Why is backing a fundamental change so important, according to Dr. Wang? "Because then you have unlimited potential to develop the technology further. Manual cataract surgery is maxed out. It's basically as good as it's going to get."

He says 95% of surgeons focus on the traditional goal of cataract surgery — removing the cataract. "The other 5% also want to optimize the patient's vision to near perfection. That's an entirely different goal."

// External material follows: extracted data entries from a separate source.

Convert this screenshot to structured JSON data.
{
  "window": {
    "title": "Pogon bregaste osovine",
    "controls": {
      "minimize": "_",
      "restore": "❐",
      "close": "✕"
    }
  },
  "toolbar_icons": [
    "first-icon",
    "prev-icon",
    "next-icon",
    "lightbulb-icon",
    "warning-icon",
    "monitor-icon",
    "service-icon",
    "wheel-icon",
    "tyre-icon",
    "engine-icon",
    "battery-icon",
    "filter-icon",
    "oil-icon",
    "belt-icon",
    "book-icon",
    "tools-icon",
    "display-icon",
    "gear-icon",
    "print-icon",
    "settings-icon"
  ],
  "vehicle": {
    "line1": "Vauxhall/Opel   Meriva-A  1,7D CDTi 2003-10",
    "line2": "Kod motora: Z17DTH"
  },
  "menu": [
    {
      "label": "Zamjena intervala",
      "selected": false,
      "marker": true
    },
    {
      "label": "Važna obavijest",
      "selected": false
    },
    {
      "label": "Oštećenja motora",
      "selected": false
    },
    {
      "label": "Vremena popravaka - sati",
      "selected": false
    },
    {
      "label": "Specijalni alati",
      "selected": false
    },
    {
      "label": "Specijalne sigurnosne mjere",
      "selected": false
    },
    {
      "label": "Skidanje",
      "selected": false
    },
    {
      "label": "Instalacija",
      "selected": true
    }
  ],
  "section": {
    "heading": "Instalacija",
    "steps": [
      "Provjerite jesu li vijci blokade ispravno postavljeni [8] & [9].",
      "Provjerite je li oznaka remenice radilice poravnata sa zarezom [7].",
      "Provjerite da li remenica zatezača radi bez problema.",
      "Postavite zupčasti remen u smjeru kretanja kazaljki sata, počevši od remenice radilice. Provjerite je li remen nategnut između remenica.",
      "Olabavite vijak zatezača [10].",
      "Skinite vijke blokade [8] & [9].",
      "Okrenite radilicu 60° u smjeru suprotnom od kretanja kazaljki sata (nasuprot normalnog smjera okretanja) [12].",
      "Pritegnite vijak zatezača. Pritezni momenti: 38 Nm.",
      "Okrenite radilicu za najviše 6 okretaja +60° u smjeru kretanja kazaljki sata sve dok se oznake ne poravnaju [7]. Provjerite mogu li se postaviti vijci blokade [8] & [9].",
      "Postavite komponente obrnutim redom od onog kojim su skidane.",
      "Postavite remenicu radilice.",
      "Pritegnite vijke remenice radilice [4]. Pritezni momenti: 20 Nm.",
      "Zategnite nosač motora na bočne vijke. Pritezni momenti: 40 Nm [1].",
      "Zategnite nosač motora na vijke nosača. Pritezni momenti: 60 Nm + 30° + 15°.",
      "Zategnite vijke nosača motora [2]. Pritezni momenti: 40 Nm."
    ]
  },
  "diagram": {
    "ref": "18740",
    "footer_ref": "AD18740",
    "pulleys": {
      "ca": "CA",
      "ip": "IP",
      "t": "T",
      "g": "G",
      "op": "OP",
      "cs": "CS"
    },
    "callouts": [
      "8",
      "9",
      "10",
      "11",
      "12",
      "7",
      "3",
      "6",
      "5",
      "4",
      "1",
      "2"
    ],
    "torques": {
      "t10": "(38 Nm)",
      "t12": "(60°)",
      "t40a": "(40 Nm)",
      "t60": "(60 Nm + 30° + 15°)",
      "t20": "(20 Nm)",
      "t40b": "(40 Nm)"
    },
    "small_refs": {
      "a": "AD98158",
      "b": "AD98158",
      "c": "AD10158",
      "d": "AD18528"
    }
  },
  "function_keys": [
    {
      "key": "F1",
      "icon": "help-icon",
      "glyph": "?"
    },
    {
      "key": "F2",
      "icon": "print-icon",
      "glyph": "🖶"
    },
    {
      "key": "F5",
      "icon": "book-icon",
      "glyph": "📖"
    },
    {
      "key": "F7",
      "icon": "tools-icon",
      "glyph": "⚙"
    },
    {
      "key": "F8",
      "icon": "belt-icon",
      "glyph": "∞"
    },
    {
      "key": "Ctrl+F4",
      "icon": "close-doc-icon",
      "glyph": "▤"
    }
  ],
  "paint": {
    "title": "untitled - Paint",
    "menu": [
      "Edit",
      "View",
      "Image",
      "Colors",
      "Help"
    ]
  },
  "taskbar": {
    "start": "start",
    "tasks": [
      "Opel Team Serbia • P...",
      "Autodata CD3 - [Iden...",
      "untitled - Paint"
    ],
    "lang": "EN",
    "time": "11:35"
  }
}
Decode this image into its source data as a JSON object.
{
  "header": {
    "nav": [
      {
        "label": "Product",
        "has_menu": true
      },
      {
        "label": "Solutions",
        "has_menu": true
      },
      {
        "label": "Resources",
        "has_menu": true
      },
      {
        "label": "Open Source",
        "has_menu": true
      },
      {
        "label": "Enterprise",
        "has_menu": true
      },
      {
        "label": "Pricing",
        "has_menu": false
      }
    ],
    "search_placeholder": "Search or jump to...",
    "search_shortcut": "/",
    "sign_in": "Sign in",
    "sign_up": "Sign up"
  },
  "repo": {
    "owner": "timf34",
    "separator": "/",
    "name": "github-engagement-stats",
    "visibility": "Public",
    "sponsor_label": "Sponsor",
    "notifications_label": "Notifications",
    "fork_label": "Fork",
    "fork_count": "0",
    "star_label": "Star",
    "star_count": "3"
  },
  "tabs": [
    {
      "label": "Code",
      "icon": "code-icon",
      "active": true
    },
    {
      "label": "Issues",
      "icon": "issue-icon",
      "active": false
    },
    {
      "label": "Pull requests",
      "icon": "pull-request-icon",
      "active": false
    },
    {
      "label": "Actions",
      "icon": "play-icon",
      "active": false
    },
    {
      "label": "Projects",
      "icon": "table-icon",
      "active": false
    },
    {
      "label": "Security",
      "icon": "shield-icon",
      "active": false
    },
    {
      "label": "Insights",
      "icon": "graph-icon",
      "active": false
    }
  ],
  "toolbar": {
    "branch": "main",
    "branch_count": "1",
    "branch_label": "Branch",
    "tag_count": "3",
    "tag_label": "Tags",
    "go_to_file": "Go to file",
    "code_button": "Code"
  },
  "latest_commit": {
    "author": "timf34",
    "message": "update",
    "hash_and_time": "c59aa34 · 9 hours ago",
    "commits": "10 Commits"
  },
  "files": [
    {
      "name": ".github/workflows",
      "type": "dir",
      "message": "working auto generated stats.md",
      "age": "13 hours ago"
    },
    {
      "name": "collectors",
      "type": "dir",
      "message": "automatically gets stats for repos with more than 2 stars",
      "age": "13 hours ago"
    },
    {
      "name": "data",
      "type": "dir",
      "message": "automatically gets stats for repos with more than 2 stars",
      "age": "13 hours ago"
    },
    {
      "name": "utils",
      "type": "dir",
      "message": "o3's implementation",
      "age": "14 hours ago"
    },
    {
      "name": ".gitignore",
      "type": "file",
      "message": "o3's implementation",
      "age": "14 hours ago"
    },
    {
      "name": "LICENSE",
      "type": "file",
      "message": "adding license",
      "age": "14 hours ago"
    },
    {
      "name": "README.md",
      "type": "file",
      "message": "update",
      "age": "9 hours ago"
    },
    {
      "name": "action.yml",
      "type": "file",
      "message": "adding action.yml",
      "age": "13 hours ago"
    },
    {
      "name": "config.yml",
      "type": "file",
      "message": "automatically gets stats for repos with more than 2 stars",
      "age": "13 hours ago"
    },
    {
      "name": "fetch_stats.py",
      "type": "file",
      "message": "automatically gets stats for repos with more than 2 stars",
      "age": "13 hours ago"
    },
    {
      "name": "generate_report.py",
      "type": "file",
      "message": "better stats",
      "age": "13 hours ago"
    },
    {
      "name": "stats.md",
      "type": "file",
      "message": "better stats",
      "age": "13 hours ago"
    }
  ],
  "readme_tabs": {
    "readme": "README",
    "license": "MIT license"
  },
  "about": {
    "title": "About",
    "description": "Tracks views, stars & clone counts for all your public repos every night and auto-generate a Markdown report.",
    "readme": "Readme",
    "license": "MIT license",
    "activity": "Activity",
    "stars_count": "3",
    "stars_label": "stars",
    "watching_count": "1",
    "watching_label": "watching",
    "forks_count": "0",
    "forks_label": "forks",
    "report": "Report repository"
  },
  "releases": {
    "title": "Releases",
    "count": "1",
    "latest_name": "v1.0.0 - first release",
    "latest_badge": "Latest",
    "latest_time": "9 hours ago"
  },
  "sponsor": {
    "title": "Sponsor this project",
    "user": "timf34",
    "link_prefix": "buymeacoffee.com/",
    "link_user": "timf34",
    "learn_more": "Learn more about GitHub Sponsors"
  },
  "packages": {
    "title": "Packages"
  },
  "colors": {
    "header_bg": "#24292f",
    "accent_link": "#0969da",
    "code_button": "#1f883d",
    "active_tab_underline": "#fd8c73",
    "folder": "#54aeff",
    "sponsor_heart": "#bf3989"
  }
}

Centers interested in traditional cataract surgery shouldn't bother investing in laser cataracts, says Dr. Wang, because manual blades will suffice. But if your mission is to meet the demands of patients who want high-end vision function and are willing to pay for it, laser cataract surgery is the way to go, regardless of how many cases you host, says Dr. Wang, because it will define your center as cataract surgery continues to evolve.

For all his objections to adopting laser cataract surgery today, Dr. Piazza won't completely discount the possibility of adding it to his center. "If laser-assisted cataract surgery demonstrates superior visual outcomes over traditional cataract surgery techniques, then of course I'll make the technology readily available to my patients."